Optimizing Hoffmann reflex rate-dependent depression recording: Toward a standardized biomarker for spinal disinhibition in neuropathic pain

Abstract

Introduction: Spinal disinhibition is increasingly recognized as a key mechanism underlying neuropathic pain, including painful diabetic neuropathy and other central sensitization syndromes. The rate-dependent depression of the Hoffmann reflex (RDD-HR), a neurophysiological phenomenon reflecting inhibitory function in spinal circuits, is impaired in several pain-related conditions, such as painful diabetic neuropathy, spinal cord injury, multiple sclerosis, amyotrophic lateral sclerosis, and Parkinson’s disease. However, the lack of standardized methods for its assessment has limited its clinical adoption as a biomarker of spinal inhibition.

Objective: To define and validate a standardized, time-efficient, and clinically feasible protocol for measuring RDD-HR in upper and lower limbs of healthy individuals, with a view toward its future application as a diagnostic tool in pain and neuroinflammation-related conditions involving spinal disinhibition.

Methodology: We recorded bilateral Hoffmann reflexes from the flexor carpi radialis and soleus muscles in healthy adults. Electrical stimulation at seven frequencies (0.1–5 Hz) was delivered in three 10-pulse trains per frequency. Reflex amplitude was quantified using the area under the curve (AUC), and RDD-HR was calculated as the median percentage decrease in AUC relative to the first pulse. Sigmoid curve fitting identified the stimulation frequency at which 50% of maximum depression occurred (S₅₀). Additional analyses determined the minimal number of stimuli required for reliable estimation of RDD-HR using a bootstrapping approach based on confidence interval inclusion, and assessed whether averaging across multiple trains improved measurement reliability through two-way ANOVA.

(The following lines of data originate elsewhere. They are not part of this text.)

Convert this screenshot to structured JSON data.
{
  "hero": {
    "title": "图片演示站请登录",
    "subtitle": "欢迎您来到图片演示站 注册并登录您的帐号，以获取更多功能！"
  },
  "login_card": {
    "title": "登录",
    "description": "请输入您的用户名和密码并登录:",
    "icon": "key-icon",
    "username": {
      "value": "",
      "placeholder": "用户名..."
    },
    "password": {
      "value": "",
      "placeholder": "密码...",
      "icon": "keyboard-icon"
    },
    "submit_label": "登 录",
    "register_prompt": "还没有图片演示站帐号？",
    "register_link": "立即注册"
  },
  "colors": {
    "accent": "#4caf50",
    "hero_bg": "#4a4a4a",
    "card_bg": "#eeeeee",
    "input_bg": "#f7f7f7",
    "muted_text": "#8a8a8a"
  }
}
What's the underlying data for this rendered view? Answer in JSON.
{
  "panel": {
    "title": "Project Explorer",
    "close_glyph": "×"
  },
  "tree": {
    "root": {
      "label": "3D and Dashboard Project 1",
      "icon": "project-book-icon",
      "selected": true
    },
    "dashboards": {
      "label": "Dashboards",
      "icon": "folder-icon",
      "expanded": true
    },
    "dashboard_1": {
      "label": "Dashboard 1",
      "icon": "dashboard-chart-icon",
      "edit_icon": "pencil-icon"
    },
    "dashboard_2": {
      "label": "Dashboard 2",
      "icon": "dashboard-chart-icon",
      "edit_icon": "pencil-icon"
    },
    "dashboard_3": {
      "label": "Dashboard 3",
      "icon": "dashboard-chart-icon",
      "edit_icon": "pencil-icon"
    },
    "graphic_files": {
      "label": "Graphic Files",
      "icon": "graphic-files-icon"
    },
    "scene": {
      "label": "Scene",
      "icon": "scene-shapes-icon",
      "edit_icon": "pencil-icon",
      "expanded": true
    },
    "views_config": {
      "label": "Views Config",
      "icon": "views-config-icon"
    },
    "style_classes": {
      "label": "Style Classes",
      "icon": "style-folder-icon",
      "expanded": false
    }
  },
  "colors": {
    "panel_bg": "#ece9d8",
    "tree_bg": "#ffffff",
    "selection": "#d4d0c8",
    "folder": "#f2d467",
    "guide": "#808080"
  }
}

Results: RDD-HR was recorded in 21 healthy volunteers (13 women, 24–47 years, BMI 18.8–27.0) and exhibited a consistent sigmoidal pattern across all limbs. Depression was similar at 1, 2, and 5 Hz, at which maximal depression was reached, supporting 1 Hz as optimal, along with the S₅₀ frequency. Maximum depression was greater in lower limbs (~70%) than in upper limbs (~53%). S₅₀ was also slightly higher in lower limbs (0.6 Hz vs. 0.3 Hz), suggesting limb-specific differences in spinal inhibitory mechanisms. Reliable RDD-HR estimation was achieved with only seven stimuli and a single train. Upper limb testing required lower stimulation intensities, offering a practical alternative to lower limb recordings, particularly in populations where pain or mobility limitations make lower limb assessment difficult.

Conclusions: This study establishes a standardized protocol for RDD-HR assessment using a single seven-pulse train at just two stimulation frequencies, applicable to both upper and lower limbs. By simplifying and validating this method, we provide a feasible approach for integrating RDD-HR into clinical practice as a non-invasive biomarker of spinal inhibitory dysfunction. This has particular relevance for the diagnosis and monitoring of pain conditions associated with spinal disinhibition. Future work should validate this protocol in clinical populations and explore its utility in evaluating treatment response in pain rehabilitation.